Prior to the presentation of the Budget, I had written about the need to create a balance between maintaining fiscal prudence while going for growth.

The need for fiscal prudence arises from the fact that Malta needs to go down below the three per cent threshold of the deficit-to-gdp ratio.

Moreover, the level of public debt needs to be at sustainable levels in order to avoid having to tax future generations. The need for growth arises from the fact that our economy needs to grow further to generate more productive employment.

Our employment rate is still low when compared to the European average and the structural changes in the economy require the continual creation of new jobs.

At the level of the EU, the talk is very much the same. The European Commission has put forward a comprehensive and coherent package of reforms that will strengthen the Stability and Growth Pact, particularly through an increased focus on public debt and fiscal sustainability and the extension of surveillance to macroeconomic imbalances. Surveillance will also include competiveness divergences and structural reforms.

This is where the link between fiscal prudence and growth is created.

Fiscal policy cannot be looked at in isolation and reduced to a ratio. Possibly, this was one of the lessons learnt from the recession.

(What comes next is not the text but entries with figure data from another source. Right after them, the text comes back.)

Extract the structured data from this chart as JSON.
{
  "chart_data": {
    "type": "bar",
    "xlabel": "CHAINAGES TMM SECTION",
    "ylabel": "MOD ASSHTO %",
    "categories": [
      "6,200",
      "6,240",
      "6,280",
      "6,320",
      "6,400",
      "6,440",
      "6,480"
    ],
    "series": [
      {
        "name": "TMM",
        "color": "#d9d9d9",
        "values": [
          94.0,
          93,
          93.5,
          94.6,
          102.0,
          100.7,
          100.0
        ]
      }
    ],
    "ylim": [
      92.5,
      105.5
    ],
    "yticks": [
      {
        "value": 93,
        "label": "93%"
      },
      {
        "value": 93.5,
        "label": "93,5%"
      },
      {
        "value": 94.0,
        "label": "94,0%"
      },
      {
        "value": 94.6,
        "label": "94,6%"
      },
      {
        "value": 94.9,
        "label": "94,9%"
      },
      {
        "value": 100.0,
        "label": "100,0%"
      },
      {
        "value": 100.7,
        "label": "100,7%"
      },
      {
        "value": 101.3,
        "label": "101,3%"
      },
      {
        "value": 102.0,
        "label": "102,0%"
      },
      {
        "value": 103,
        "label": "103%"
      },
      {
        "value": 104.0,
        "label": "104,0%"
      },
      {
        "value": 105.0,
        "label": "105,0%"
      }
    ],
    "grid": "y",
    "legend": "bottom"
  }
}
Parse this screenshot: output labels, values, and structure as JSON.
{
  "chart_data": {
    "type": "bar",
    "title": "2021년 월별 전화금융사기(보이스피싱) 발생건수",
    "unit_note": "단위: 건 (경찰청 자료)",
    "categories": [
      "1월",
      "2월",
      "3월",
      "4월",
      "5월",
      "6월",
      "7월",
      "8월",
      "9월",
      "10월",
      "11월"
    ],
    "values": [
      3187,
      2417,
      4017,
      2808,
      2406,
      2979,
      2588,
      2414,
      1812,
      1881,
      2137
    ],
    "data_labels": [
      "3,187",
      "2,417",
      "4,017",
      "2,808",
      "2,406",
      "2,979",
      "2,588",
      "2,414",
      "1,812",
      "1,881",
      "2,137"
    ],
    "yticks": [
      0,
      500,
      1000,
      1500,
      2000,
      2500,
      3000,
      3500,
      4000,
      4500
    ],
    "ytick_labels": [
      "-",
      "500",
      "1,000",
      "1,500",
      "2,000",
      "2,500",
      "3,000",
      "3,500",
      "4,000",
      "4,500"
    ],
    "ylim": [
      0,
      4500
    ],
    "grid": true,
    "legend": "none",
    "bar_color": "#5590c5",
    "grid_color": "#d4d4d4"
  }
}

A fiscal imbalance can only be eliminated if other economic imbalances are removed. And the presence of such imbalances will hinder economic growth. Thus the presence of economic imbalances is a good signal that can alert governments to impending problems and of the need for structural reforms. Growth can only be achieved if structural reforms are implemented and competiveness is maintained. It is useless to expect fiscal prudence when competiveness is not being maintained.

The cause/effect process is fairly clear. Reforms remove economic imbalances; the removal of imbalances enhances competitiveness; competitiveness generates growth; growth enables fiscal prudence.

In this regard economists are looking at tax reform. They are assessing how tax reform can support both fiscal prudence and economic growth. This goes beyond addressing tax evasion and starts to address the type of tax structure a country should have.

The focus on tax reform has become necessary as restraining expenditure is not enough to achieve fiscal consolidation; a contribution from the revenue side will also be required. However, it cannot be taxation that inhibits growth, and neither can a government simply raise taxes across the board without giving due consideration to social issues.

The main finding of a study on tax revenues and tax reforms in EU member states is that shifting the tax structure from direct taxes to indirect taxes could yield additional tax revenue while minimising negative effects on growth.

Direct taxes on both company profits and personal income have a negative impact on those that produce income and generate economic growth. On the other hand indirect taxes reduce economic distortions.

The authors of this study also propose that governments find new sources of tax revenue rather than raising tax rates, such as taxing economic rents. The example this study gives is financial sector taxation. Another possible new source of indirect taxation is environmental taxation.

I believe that we have entered into a new era for fiscal policy. The traditional viewpoint that fiscal prudence and economic growth are anathema to each other is being consigned to history.

The concept of using tax reform to enhance economic growth is still uncharted territory, which requires serious analysis.

We have been through this process before, when low inflation and employment were seen to be anathema to each other. Then we worked out a way of how they can sit side by side and today no one doubts that low inflation is conducive to higher employment. There is a learning process that we have to go through.